I think this also echoes the statement in a related paper I read earlier Toward Conversational Agents with Context and Time Sensitive Long-term Memory (2024/06): “the approach of letting the LLM directly generate SQL Code and then retrieving corresponding Data Sample from the Database is actually not good. Adopting an approach similar to Chain-of-Table (ICLR 2024), allowing the LLM to perform multiple operations on the Database through a Tool Chain is even better.” - This is somewhat similar to EHRAgent allowing the LLM to generate a Sequence of Action (Code Plan).

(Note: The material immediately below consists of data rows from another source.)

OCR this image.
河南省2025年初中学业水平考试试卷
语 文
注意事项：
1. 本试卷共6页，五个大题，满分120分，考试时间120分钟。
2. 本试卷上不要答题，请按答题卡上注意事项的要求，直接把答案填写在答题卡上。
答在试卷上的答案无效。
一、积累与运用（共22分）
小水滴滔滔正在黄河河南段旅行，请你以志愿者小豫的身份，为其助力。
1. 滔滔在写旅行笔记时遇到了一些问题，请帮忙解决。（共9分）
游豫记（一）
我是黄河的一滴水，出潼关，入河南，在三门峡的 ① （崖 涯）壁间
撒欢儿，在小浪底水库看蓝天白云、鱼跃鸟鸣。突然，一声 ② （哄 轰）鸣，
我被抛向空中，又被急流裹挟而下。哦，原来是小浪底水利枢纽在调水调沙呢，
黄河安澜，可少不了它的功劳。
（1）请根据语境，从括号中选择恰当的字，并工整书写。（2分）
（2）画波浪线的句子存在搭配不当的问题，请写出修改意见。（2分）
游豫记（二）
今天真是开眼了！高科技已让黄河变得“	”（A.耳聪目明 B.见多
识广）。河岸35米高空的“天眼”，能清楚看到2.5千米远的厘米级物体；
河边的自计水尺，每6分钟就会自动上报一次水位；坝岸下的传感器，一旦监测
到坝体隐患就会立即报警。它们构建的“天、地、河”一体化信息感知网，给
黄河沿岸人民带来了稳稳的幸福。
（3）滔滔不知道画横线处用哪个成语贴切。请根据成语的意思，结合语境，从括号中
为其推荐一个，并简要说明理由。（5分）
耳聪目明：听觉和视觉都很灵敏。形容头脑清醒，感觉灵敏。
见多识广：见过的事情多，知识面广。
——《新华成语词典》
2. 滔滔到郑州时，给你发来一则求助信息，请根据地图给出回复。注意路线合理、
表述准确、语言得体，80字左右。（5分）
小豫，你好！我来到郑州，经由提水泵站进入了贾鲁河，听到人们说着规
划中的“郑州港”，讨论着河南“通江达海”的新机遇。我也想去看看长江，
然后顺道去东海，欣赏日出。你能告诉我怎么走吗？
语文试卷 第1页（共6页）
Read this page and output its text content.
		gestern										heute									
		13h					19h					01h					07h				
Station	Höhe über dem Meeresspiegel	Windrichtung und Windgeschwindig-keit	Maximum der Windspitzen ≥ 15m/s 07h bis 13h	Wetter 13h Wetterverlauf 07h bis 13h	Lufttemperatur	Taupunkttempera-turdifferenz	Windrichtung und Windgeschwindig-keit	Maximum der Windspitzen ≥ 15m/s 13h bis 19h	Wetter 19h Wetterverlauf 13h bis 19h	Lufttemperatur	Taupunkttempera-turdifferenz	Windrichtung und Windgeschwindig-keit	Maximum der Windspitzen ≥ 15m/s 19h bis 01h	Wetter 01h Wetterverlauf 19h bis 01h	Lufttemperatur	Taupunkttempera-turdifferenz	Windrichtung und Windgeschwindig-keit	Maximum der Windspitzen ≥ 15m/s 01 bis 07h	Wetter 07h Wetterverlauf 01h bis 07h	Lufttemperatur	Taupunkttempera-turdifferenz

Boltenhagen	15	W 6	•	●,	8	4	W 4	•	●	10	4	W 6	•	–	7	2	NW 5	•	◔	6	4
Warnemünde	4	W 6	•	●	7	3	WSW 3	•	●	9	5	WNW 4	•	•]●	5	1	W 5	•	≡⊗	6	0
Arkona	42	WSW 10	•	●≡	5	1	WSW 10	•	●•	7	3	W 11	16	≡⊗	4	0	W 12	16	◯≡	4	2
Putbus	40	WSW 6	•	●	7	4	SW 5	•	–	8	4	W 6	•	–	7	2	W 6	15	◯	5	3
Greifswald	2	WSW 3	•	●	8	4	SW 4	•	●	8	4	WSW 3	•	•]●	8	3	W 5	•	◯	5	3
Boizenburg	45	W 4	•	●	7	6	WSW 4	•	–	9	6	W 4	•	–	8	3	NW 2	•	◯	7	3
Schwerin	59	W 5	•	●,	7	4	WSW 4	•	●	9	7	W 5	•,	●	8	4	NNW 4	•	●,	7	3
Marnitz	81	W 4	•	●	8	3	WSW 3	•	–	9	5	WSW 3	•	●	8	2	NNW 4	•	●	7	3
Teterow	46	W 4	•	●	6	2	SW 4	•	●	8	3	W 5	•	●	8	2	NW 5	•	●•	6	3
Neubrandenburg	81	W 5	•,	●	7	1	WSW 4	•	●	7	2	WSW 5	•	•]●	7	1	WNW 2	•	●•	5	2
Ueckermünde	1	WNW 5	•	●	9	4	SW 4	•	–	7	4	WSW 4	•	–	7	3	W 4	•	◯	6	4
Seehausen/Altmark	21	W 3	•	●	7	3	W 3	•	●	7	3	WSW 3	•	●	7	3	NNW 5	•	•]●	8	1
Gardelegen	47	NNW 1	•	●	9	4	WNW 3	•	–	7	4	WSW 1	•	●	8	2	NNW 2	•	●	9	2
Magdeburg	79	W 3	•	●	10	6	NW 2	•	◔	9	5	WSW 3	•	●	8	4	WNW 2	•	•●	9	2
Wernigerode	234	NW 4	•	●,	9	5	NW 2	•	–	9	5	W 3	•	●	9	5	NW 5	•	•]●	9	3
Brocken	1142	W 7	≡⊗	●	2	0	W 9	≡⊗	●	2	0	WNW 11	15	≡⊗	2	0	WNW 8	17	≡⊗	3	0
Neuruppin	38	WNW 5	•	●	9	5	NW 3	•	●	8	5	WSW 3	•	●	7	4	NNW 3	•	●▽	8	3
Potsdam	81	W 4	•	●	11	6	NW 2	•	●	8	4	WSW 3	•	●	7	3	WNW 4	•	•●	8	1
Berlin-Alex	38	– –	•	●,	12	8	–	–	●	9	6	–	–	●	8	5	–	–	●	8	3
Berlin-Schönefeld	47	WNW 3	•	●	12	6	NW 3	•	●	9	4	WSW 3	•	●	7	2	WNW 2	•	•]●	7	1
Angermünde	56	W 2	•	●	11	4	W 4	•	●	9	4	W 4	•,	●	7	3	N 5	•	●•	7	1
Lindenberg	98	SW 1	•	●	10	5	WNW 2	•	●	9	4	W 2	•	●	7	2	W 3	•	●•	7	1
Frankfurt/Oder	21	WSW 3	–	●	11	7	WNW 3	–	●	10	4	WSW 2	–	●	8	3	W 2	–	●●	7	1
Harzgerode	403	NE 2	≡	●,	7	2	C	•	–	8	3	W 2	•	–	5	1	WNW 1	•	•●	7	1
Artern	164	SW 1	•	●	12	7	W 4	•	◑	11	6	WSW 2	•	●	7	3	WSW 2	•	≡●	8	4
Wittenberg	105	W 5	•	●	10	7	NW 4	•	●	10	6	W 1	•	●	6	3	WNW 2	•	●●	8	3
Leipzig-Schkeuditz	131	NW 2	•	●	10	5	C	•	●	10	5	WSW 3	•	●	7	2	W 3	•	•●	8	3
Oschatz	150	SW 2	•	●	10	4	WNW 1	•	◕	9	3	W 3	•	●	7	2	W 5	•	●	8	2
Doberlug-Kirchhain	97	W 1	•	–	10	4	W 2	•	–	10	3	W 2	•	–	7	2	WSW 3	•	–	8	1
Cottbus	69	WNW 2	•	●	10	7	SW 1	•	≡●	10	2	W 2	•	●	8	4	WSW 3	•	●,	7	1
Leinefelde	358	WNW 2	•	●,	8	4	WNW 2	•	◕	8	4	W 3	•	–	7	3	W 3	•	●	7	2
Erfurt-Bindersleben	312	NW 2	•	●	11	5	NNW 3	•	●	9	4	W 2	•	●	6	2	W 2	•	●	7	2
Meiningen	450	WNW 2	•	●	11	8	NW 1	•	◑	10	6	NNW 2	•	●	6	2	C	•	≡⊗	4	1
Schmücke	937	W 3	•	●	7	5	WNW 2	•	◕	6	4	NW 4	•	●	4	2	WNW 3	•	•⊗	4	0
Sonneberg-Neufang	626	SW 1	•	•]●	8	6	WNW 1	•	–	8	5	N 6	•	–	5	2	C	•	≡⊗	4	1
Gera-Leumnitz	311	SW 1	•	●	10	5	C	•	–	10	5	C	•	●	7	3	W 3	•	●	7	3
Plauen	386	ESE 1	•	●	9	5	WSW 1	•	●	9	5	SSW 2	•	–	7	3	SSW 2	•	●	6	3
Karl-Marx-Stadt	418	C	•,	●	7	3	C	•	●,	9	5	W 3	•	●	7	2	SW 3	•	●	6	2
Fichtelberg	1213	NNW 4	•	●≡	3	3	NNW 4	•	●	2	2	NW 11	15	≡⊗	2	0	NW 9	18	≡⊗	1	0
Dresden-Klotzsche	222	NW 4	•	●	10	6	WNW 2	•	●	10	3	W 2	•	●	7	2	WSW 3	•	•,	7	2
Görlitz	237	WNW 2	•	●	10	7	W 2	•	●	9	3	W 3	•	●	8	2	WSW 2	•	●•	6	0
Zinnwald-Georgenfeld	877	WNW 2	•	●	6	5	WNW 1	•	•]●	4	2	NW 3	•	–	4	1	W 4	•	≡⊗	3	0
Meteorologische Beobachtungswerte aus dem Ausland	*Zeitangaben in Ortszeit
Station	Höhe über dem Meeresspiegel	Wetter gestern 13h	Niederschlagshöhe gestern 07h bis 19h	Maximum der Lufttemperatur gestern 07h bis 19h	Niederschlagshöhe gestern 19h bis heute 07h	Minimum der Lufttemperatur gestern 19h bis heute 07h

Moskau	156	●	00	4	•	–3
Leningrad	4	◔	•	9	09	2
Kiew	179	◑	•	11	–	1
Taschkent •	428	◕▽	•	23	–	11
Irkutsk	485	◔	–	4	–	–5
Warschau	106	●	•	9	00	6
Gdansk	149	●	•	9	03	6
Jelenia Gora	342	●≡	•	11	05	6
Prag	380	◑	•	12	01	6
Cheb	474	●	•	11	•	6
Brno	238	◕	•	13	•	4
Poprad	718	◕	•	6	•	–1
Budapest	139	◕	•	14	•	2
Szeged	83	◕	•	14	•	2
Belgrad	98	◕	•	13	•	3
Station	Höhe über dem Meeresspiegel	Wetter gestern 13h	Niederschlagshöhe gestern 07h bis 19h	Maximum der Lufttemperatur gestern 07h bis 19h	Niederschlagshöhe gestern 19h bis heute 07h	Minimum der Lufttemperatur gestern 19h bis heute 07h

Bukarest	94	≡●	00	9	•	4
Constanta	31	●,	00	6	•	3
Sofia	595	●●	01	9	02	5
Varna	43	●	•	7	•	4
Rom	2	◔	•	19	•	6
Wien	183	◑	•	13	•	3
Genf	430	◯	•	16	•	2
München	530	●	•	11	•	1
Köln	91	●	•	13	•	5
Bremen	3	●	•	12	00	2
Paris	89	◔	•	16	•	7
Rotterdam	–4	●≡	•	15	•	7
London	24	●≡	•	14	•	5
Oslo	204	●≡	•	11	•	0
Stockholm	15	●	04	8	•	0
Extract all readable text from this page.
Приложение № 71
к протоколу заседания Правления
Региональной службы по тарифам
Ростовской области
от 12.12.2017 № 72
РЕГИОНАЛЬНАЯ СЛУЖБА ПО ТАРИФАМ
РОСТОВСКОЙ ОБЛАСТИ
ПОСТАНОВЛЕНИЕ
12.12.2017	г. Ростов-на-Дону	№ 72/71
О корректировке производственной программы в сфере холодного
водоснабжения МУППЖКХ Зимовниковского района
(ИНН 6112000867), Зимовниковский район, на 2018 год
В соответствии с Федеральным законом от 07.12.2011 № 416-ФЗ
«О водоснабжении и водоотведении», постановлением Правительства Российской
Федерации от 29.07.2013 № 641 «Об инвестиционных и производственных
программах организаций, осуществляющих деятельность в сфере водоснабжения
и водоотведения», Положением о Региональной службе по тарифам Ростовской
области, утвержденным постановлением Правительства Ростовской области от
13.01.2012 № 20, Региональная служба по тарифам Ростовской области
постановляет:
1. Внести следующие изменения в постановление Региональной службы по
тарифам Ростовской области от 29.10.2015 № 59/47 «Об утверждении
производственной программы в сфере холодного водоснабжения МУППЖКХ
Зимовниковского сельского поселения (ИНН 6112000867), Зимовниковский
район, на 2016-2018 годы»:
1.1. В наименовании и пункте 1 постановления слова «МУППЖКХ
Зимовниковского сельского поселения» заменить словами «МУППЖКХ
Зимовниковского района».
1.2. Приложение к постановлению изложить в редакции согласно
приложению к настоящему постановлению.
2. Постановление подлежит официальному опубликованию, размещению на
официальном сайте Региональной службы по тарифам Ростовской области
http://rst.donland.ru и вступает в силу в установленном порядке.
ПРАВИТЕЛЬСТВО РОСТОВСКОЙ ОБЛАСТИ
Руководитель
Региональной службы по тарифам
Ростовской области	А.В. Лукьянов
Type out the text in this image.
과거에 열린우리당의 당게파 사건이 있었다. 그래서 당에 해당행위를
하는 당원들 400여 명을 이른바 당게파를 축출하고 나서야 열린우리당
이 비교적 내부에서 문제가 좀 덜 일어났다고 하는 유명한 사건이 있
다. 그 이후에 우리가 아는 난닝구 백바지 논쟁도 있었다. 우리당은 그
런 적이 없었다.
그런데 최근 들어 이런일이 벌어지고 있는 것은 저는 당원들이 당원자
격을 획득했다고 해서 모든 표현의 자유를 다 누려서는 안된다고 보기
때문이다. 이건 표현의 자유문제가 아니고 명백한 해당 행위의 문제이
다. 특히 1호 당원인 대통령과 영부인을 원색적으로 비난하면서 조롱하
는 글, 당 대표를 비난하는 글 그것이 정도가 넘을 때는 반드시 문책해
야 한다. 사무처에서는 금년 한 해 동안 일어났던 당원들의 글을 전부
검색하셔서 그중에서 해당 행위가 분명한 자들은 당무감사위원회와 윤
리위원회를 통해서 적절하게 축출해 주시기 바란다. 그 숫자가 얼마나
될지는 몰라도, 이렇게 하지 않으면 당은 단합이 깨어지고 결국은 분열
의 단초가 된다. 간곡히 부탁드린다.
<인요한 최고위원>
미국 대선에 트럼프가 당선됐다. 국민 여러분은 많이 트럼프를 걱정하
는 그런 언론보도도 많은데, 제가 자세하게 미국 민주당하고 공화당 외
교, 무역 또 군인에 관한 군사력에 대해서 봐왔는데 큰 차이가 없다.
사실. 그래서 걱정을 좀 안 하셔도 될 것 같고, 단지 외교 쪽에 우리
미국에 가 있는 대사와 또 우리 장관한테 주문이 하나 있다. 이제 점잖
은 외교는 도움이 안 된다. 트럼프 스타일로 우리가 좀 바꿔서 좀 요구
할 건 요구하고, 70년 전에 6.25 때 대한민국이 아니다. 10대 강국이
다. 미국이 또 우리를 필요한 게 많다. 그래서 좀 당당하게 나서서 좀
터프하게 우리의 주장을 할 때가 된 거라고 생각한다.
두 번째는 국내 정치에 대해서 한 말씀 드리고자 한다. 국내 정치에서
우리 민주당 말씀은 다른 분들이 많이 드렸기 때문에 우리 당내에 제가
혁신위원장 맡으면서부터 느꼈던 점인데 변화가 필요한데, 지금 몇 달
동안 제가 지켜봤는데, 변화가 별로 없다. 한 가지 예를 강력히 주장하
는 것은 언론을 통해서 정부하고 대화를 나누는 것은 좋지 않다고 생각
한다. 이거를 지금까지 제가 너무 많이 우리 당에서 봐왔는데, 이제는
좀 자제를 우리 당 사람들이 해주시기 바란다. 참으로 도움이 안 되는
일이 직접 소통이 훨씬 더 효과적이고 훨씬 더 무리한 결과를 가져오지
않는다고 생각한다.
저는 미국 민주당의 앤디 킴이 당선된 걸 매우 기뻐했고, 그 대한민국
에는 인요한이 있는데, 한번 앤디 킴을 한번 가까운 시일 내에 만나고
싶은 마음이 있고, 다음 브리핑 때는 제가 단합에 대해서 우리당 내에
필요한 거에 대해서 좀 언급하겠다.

Finally, the authors also mentioned that Self-Debugging and AutoGen are among the better performing methods among all Baselines because they considered Feedback and also analyze based on Feedback before making modifications. But because they did not consider Domain Knowledge, their performance is not good.

Table 2: Ablation studies on success rate (i.e., SR.) and completion rate (i.e., CR.) under different question complexity (I-IV) on MIMIC-III dataset.

From the Ablation Study in Table 2, the authors emphasize two key points:

The Interactive Coding method plays an important role.
For more complex questions, Domain Knowledge Integration also becomes increasingly important.

9 Conclusion

This article mainly introduces the EHRAgent (EMNLP 2024) paper. EHRAgent improves the performance of LLM Agents on Multi-Table Question-Answering Tasks through techniques such as Domain-Specific Information Integration, Demonstration Optimization through Long-Term Memory, Interactive Coding with Execution, and Rubber Duck Debugging via Error Tracing.